Before her class, Dubrovsky intently studies another competitor take her assigned horse though a pattern.
‘I’ve heard he’s a really good draw,’ she says of the good-looking bay quarter horse. ‘But you can never really know for sure,’ she adds with a grin.
‘We’re allowed to watch the horses school before the competitors draw,’ Hoyt said. ‘You try and learn as much as you can about them ahead of time to anticipate what to expect in the ring.’
Both riders from Syracuse qualified for competition at regionals showed in horsemanship. But even though competition is the centerpiece around which all the riders devote their time and practice, the Western equestrian team is about much more than simply competing for ribbons and silver plates. At a school where finding a place can often seem daunting, Debrovsky agrees that being a part of a team, club or group is the best way to make the university seem smaller.
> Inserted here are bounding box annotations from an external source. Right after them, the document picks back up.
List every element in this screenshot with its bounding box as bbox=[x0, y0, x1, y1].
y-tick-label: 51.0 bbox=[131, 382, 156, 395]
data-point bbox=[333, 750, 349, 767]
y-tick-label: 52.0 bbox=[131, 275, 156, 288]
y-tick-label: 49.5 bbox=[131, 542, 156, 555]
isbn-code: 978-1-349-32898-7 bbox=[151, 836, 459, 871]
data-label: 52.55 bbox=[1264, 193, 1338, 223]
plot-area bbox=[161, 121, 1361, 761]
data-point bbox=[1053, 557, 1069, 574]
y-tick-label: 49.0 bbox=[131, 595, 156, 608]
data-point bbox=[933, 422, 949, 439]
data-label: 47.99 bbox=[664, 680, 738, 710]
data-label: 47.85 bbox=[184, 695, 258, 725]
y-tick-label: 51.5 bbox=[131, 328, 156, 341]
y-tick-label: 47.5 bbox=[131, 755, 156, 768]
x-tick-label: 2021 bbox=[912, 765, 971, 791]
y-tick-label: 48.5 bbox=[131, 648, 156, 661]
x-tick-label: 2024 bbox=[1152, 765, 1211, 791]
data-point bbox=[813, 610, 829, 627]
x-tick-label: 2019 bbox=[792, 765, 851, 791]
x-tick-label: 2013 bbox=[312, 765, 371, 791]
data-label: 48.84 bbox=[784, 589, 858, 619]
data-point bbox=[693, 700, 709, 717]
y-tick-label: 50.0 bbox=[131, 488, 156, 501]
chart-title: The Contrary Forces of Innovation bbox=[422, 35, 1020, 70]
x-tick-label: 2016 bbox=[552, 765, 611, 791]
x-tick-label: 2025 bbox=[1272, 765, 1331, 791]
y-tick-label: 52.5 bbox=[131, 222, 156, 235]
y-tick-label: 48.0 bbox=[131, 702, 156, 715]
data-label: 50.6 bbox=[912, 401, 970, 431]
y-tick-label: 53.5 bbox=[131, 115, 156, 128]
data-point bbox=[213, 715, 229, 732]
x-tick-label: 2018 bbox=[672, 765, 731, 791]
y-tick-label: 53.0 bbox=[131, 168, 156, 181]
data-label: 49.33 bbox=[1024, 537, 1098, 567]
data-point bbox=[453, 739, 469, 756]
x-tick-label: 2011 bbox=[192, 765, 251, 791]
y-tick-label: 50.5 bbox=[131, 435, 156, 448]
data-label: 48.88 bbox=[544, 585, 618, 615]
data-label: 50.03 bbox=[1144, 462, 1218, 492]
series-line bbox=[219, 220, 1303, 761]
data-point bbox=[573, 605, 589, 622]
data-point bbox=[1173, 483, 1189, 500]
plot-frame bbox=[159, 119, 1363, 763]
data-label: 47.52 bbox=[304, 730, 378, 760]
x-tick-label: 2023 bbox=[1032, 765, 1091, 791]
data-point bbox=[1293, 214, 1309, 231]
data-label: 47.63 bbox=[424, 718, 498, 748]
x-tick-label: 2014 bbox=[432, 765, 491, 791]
‘It sounds cheesy,’ Devrovsky said, ‘but this team is such a big part of my life here at school, and joining helped me find my niche.’
The flexibility and diversity of the team are its greatest assets, and also those which make the disproportionate ratio between practice and competition worth it. The team currently has about 12 riders and according to the captains, is always looking to recruit new members, regardless of experience or year.
‘You can take it as seriously as you want,’ Debrovsky said. ‘We have riders who have joined without ever having been on a horse before, and then we have members who grew up around horses and compete really seriously. It’s completely up to you.’